6. Method according to any of the preceding claims, wherein said set of directions contains at least one duplicate direction, such that the first filtered image is integrated at least twice along this direction.
7. Method according to any of the preceding claims, wherein said original filter is a two-dimensional square filter.
8. Method according to claim 7, wherein said original filter is a pyramid filter.
9. Method according to claim 7, wherein said original filter is a diamond filter.
10. Method according to any of the preceding claims, wherein said original filter is a low-pass filter.
11. An arrangement for processing an input digital image comprising:
-a filter device (601a) for applying a digital filter to obtain a first filtered image, wherein the digital filter, if integrated along a set of directions, including at least one direction which is oblique in relation to the image dimensions, corresponds to an original filter; and
-an integrator device (605) for integrating the first filtered image along said set of directions to obtain a second filtered image, such that said second filtered image corresponds to the input digital image when filtered with said original filter.

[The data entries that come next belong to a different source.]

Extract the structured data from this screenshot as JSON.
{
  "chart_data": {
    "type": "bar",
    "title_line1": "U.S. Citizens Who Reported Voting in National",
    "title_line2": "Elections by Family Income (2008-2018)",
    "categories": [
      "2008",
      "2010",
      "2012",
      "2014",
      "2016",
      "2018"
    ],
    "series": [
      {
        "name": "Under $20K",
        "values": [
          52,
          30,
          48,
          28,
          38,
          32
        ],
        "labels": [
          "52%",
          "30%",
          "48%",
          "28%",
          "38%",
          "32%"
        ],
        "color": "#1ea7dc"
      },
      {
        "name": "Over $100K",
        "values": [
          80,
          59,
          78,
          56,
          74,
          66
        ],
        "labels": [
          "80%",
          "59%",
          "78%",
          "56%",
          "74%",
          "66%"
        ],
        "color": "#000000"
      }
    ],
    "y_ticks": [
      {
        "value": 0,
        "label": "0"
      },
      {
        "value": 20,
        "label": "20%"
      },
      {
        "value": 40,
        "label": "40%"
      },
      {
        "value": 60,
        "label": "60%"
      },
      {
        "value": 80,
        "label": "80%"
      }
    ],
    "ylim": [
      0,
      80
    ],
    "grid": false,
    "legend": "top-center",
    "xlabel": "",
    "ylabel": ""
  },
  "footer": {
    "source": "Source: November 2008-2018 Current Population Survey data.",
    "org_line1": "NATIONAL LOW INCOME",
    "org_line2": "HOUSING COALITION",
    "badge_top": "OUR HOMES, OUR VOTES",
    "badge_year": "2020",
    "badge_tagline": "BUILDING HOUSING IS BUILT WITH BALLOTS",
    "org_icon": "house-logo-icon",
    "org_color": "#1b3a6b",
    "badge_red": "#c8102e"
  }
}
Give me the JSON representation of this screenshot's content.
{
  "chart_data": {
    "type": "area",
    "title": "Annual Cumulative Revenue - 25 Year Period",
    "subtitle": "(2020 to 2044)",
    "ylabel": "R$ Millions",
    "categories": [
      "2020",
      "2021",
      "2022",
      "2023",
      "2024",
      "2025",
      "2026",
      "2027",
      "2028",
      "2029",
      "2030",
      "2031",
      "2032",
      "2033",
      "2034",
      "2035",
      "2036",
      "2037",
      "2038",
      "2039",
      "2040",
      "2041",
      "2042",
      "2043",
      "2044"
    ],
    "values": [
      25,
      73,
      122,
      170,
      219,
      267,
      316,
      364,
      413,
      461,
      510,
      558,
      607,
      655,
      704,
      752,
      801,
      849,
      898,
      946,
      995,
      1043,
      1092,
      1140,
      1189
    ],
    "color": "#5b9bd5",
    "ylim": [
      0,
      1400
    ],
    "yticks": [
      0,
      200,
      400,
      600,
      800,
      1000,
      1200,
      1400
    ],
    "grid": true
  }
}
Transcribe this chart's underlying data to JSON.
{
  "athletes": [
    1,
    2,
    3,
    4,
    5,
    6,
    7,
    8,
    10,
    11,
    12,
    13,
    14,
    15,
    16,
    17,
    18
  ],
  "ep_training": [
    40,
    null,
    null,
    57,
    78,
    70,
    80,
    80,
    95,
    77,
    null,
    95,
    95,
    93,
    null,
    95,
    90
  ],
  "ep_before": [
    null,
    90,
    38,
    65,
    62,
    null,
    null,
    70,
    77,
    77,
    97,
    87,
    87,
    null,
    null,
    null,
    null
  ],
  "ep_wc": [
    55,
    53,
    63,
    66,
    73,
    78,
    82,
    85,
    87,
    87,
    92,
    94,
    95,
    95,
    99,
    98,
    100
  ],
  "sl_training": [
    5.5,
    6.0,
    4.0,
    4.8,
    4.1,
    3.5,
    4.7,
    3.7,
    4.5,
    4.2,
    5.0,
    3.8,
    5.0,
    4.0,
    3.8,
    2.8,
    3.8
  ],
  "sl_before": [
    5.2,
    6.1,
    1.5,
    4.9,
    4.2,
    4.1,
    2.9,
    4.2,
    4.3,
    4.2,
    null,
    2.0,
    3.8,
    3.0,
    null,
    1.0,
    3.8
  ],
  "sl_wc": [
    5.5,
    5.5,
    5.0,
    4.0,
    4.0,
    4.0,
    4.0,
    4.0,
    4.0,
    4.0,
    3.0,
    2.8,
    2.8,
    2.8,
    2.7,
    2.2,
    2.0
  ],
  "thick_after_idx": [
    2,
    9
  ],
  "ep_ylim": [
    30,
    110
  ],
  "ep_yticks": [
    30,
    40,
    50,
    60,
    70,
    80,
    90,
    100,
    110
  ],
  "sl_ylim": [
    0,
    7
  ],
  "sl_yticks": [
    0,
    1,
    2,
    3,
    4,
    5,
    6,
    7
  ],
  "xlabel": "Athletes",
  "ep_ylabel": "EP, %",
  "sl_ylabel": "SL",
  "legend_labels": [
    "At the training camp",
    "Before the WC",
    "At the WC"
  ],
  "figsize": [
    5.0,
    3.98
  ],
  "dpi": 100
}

12. A method for processing an input digital image, the method comprising the following steps: -applying a digital filter to obtain a first filtered image, wherein the digital filter, if integrated along a set of directions, including at least one direction, corresponds to a non-separable, at least two- dimensional original filter; and -integrating the first filtered image along said set of directions to obtain a second filtered image, such that said second filtered image corresponds to the input digital image when filtered with said original filter.